Rocks is made up of whisky of various ages (hence no age statement on the bottle) and is "finished" in casks that previously held Banyuls wine. Slightly irritatingly you'd be hard-pressed to glean any of this information from the bottle or the packaging, both of which offer some vaguely poetic flannel but little in the way of cold hard facts. That there's something slightly unusual going on is obvious from the colour of the whisky, though: it's got a faint pink tinge to it, which you may or may not be able to pick out from the photograph.
Have a sniff and a taste and you'll discover that any notion of there being a single signature Islay "style" - big, tarry, peaty, medicinal whisky that you could clean paintbrushes in - is a bit of a simplification, as this is very light with barely a trace of peat or smoke at all. This is the second successive Islay malt I've tried, but this and the Bowmore couldn't be more different. This one is quite sweet, a bit floral, with just a hint of something red and tart and fruity in the background - more redcurrants than strawberries, I think (could this be from the wine casks?). It's quite "hot" on the tongue at first - like the Penderyn (which this is not dissimilar to) that's probably partly from being bottled at 46% and partly a bit of rawer, younger, estery spirit coming through.

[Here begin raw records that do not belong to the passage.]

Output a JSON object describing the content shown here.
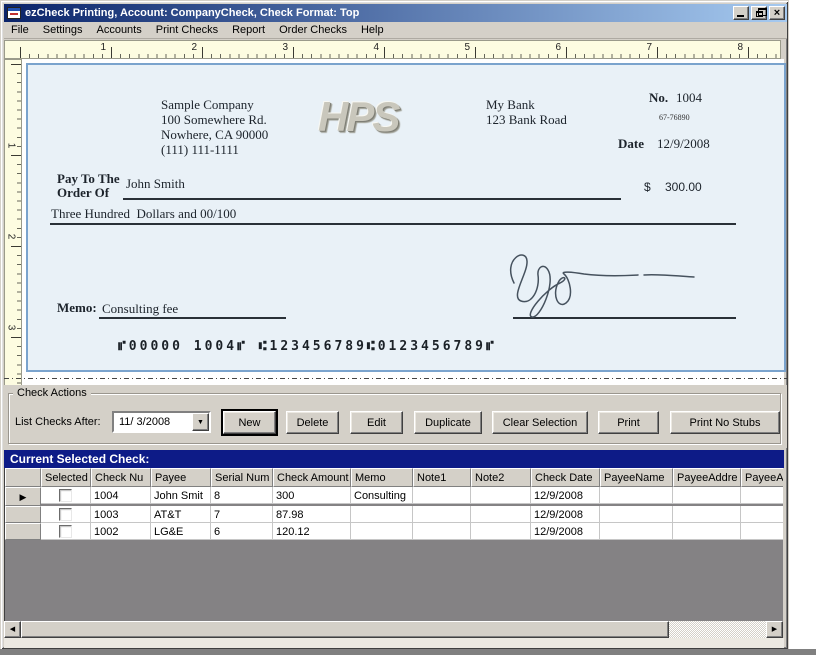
{
  "window": {
    "title": "ezCheck Printing, Account: CompanyCheck, Check Format: Top"
  },
  "icons": {
    "dropdown": "▼",
    "row_pointer": "▶",
    "scroll_left": "◀",
    "scroll_right": "▶"
  },
  "menu": {
    "items": [
      "File",
      "Settings",
      "Accounts",
      "Print Checks",
      "Report",
      "Order Checks",
      "Help"
    ]
  },
  "ruler": {
    "horizontal": [
      "1",
      "2",
      "3",
      "4",
      "5",
      "6",
      "7",
      "8"
    ],
    "vertical": [
      "1",
      "2",
      "3"
    ]
  },
  "check": {
    "company": {
      "name": "Sample Company",
      "address1": "100 Somewhere Rd.",
      "address2": "Nowhere, CA 90000",
      "phone": "(111) 111-1111"
    },
    "logo": "HPS",
    "bank": {
      "name": "My Bank",
      "address": "123 Bank Road"
    },
    "number_label": "No.",
    "number": "1004",
    "fraction": "67-76890",
    "date_label": "Date",
    "date_value": "12/9/2008",
    "payto_label_line1": "Pay To The",
    "payto_label_line2": "Order Of",
    "payee": "John Smith",
    "dollar_sign": "$",
    "amount": "300.00",
    "amount_words": "Three Hundred  Dollars and 00/100",
    "memo_label": "Memo:",
    "memo": "Consulting fee",
    "micr": "⑈00000 1004⑈ ⑆123456789⑆0123456789⑈"
  },
  "actions": {
    "group_label": "Check Actions",
    "list_after_label": "List Checks After:",
    "date_value": "11/ 3/2008",
    "buttons": {
      "new": "New",
      "delete": "Delete",
      "edit": "Edit",
      "duplicate": "Duplicate",
      "clear_selection": "Clear Selection",
      "print": "Print",
      "print_no_stubs": "Print No Stubs"
    }
  },
  "grid": {
    "title": "Current Selected Check:",
    "columns": [
      "Selected",
      "Check Nu",
      "Payee",
      "Serial Num",
      "Check Amount",
      "Memo",
      "Note1",
      "Note2",
      "Check Date",
      "PayeeName",
      "PayeeAddre",
      "PayeeAc"
    ],
    "rows": [
      {
        "check_nu": "1004",
        "payee": "John Smit",
        "serial": "8",
        "amount": "300",
        "memo": "Consulting",
        "note1": "",
        "note2": "",
        "date": "12/9/2008",
        "payee_name": "",
        "payee_addr": "",
        "payee_ac": ""
      },
      {
        "check_nu": "1003",
        "payee": "AT&T",
        "serial": "7",
        "amount": "87.98",
        "memo": "",
        "note1": "",
        "note2": "",
        "date": "12/9/2008",
        "payee_name": "",
        "payee_addr": "",
        "payee_ac": ""
      },
      {
        "check_nu": "1002",
        "payee": "LG&E",
        "serial": "6",
        "amount": "120.12",
        "memo": "",
        "note1": "",
        "note2": "",
        "date": "12/9/2008",
        "payee_name": "",
        "payee_addr": "",
        "payee_ac": ""
      }
    ]
  },
  "colors": {
    "titlebar_left": "#0a246a",
    "titlebar_right": "#a6caf0",
    "chrome": "#d4d0c8",
    "ruler_bg": "#fdfce1",
    "check_bg": "#e9f1f7",
    "check_border": "#7aa3cd",
    "grid_header_bar": "#0d1b87",
    "grid_filler": "#848284"
  }
}
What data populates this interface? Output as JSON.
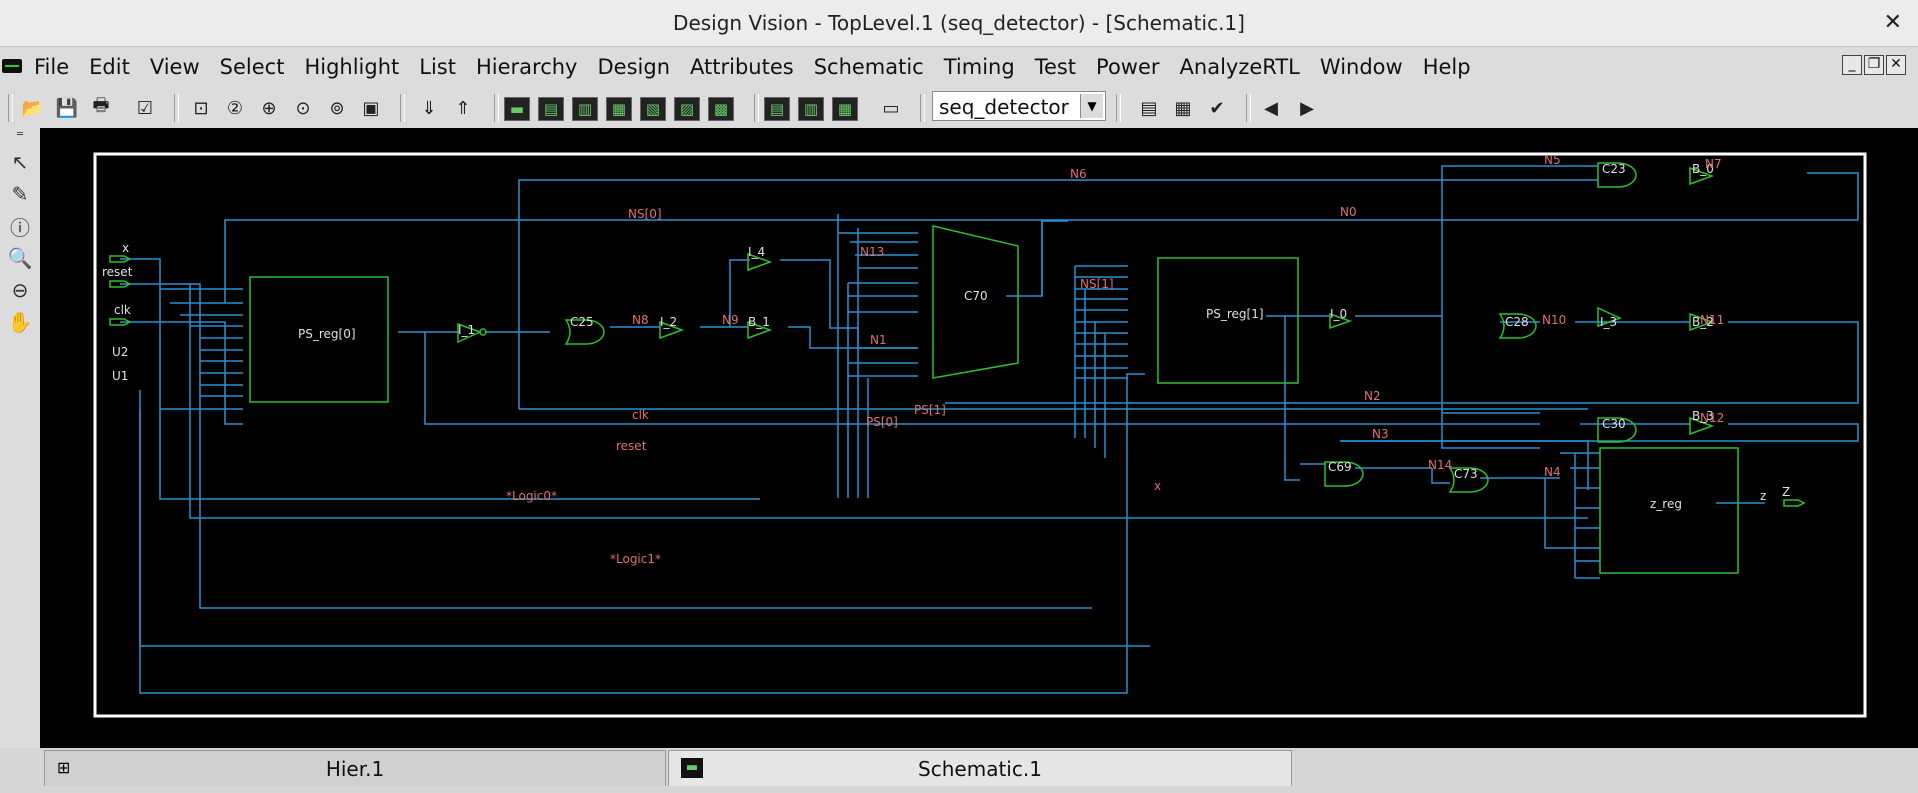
{
  "window": {
    "title": "Design Vision - TopLevel.1 (seq_detector) - [Schematic.1]",
    "close": "✕"
  },
  "menu": [
    "File",
    "Edit",
    "View",
    "Select",
    "Highlight",
    "List",
    "Hierarchy",
    "Design",
    "Attributes",
    "Schematic",
    "Timing",
    "Test",
    "Power",
    "AnalyzeRTL",
    "Window",
    "Help"
  ],
  "window_controls": [
    "_",
    "❐",
    "✕"
  ],
  "toolbar": {
    "design_select": "seq_detector"
  },
  "schematic": {
    "ports": [
      "x",
      "reset",
      "clk",
      "U2",
      "U1",
      "z",
      "Z"
    ],
    "cells": {
      "ps_reg0": "PS_reg[0]",
      "ps_reg1": "PS_reg[1]",
      "z_reg": "z_reg",
      "c70": "C70",
      "c25": "C25",
      "c23": "C23",
      "c28": "C28",
      "c30": "C30",
      "c69": "C69",
      "c73": "C73",
      "i1": "I_1",
      "i2": "I_2",
      "i4": "I_4",
      "i0": "I_0",
      "i3": "I_3",
      "b0": "B_0",
      "b1": "B_1",
      "b2": "B_2",
      "b3": "B_3"
    },
    "nets": {
      "n6": "N6",
      "n5": "N5",
      "n7": "N7",
      "n0": "N0",
      "ns0": "NS[0]",
      "n13": "N13",
      "ns1": "NS[1]",
      "n8": "N8",
      "n9": "N9",
      "n1": "N1",
      "n10": "N10",
      "n11": "N11",
      "ps1": "PS[1]",
      "n2": "N2",
      "clk": "clk",
      "ps0": "PS[0]",
      "n12": "N12",
      "n3": "N3",
      "reset": "reset",
      "n14": "N14",
      "n4": "N4",
      "logic0": "*Logic0*",
      "x": "x",
      "logic1": "*Logic1*"
    }
  },
  "tabs": [
    {
      "label": "Hier.1"
    },
    {
      "label": "Schematic.1"
    }
  ]
}
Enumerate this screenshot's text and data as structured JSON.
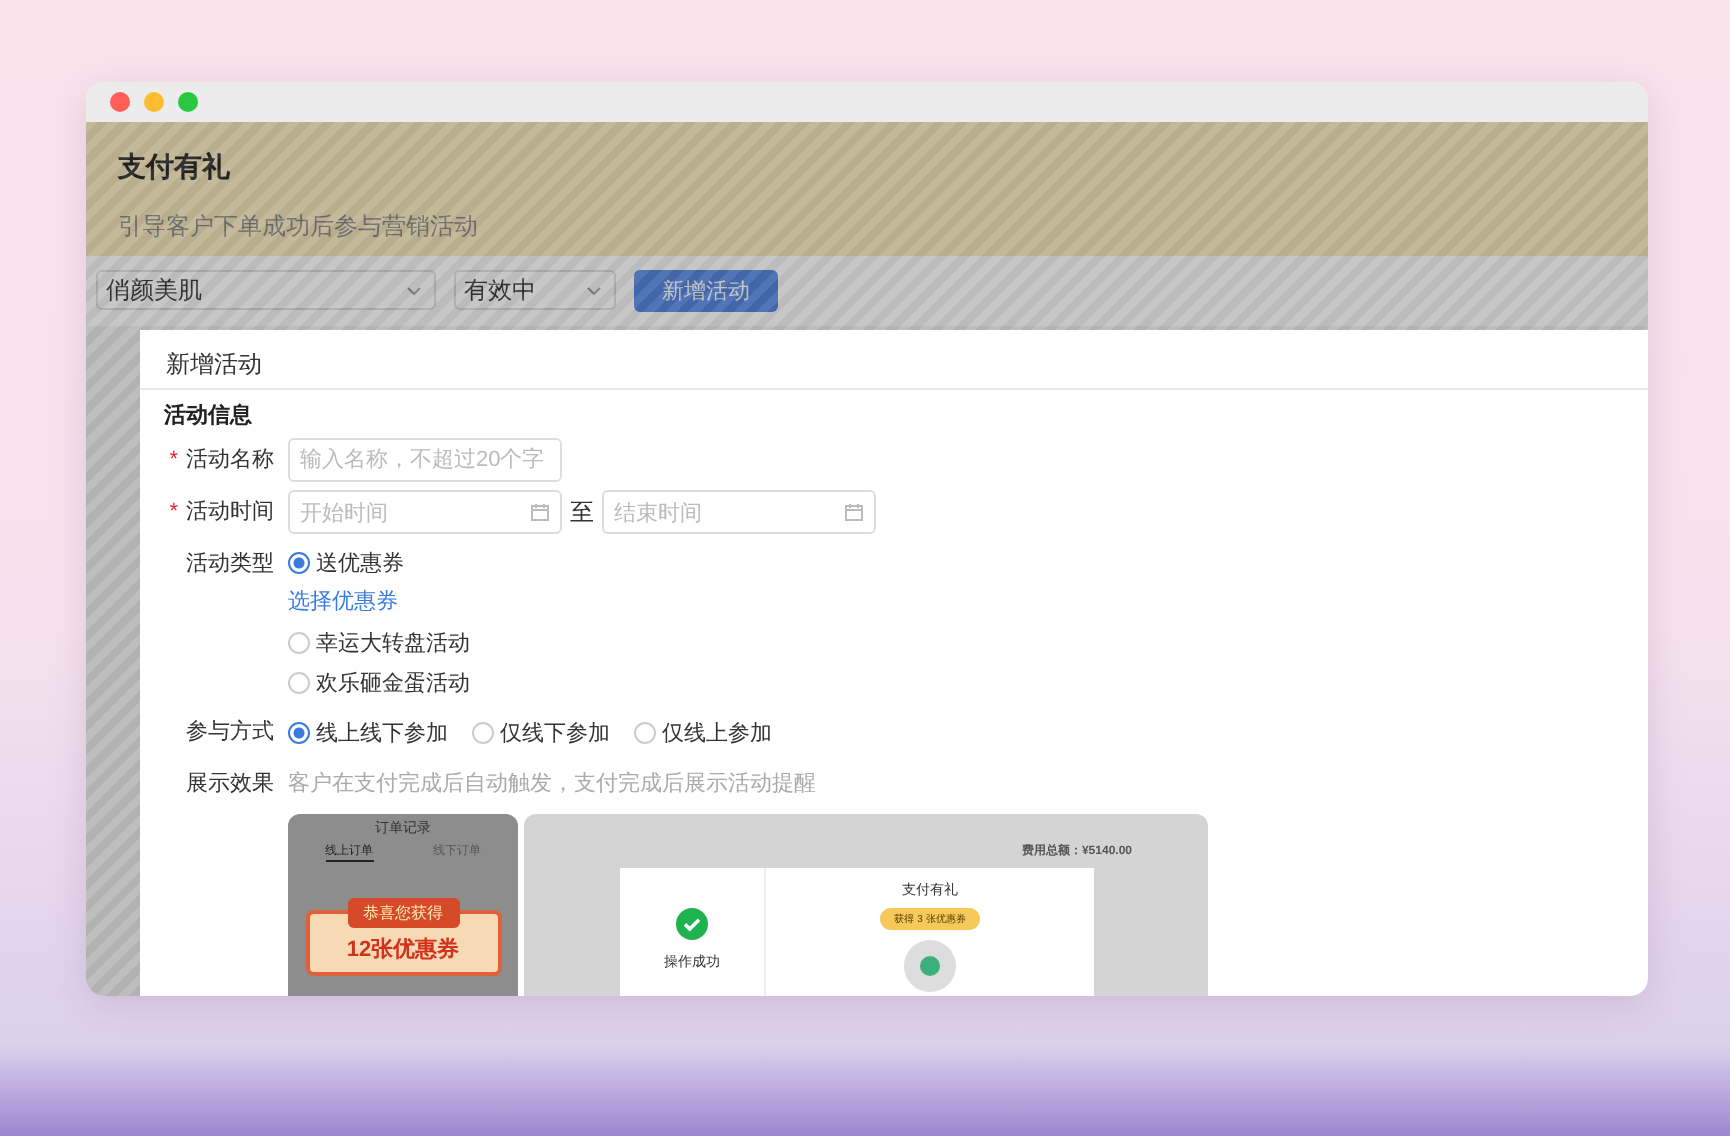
{
  "header": {
    "title": "支付有礼",
    "subtitle": "引导客户下单成功后参与营销活动"
  },
  "filters": {
    "shop": "俏颜美肌",
    "status": "有效中",
    "add_button": "新增活动"
  },
  "modal": {
    "title": "新增活动",
    "section": "活动信息",
    "fields": [
      {
        "kind": "text",
        "label": "活动名称",
        "required_mark": "*",
        "placeholder": "输入名称，不超过20个字"
      },
      {
        "kind": "daterange",
        "label": "活动时间",
        "required_mark": "*",
        "start_placeholder": "开始时间",
        "separator": "至",
        "end_placeholder": "结束时间"
      },
      {
        "kind": "radio-list",
        "label": "活动类型",
        "options": [
          {
            "label": "送优惠券",
            "selected": true,
            "link": "选择优惠券"
          },
          {
            "label": "幸运大转盘活动",
            "selected": false
          },
          {
            "label": "欢乐砸金蛋活动",
            "selected": false
          }
        ]
      },
      {
        "kind": "radio",
        "label": "参与方式",
        "options": [
          {
            "label": "线上线下参加",
            "selected": true
          },
          {
            "label": "仅线下参加",
            "selected": false
          },
          {
            "label": "仅线上参加",
            "selected": false
          }
        ]
      },
      {
        "kind": "note",
        "label": "展示效果",
        "text": "客户在支付完成后自动触发，支付完成后展示活动提醒"
      }
    ],
    "preview": {
      "phone": {
        "title": "订单记录",
        "tabs": [
          {
            "label": "线上订单",
            "selected": true
          },
          {
            "label": "线下订单",
            "selected": false
          }
        ],
        "banner": "恭喜您获得",
        "prize": "12张优惠券"
      },
      "desktop": {
        "amount": "费用总额：¥5140.00",
        "dialog": {
          "status": "操作成功",
          "title": "支付有礼",
          "badge": "获得 3 张优惠券"
        }
      }
    }
  }
}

I think there's an argument that the sheer size and diversity of the Bruichladdich range is a bit bewildering and perhaps not conducive to developing a recognisable distillery "style" - on the other hand I salute their ingenuity in wringing out every last bit of interest they could from the stocks left in the warehouse. As I've said before I'm mildly suspicious of whisky that's been mucked around with by applying non-traditional "finishing", and as with the Caol Ila this doesn't quite measure up to the magnificence of, say, the Highland Park or the Dalmore, but I think as an experiment it works quite well.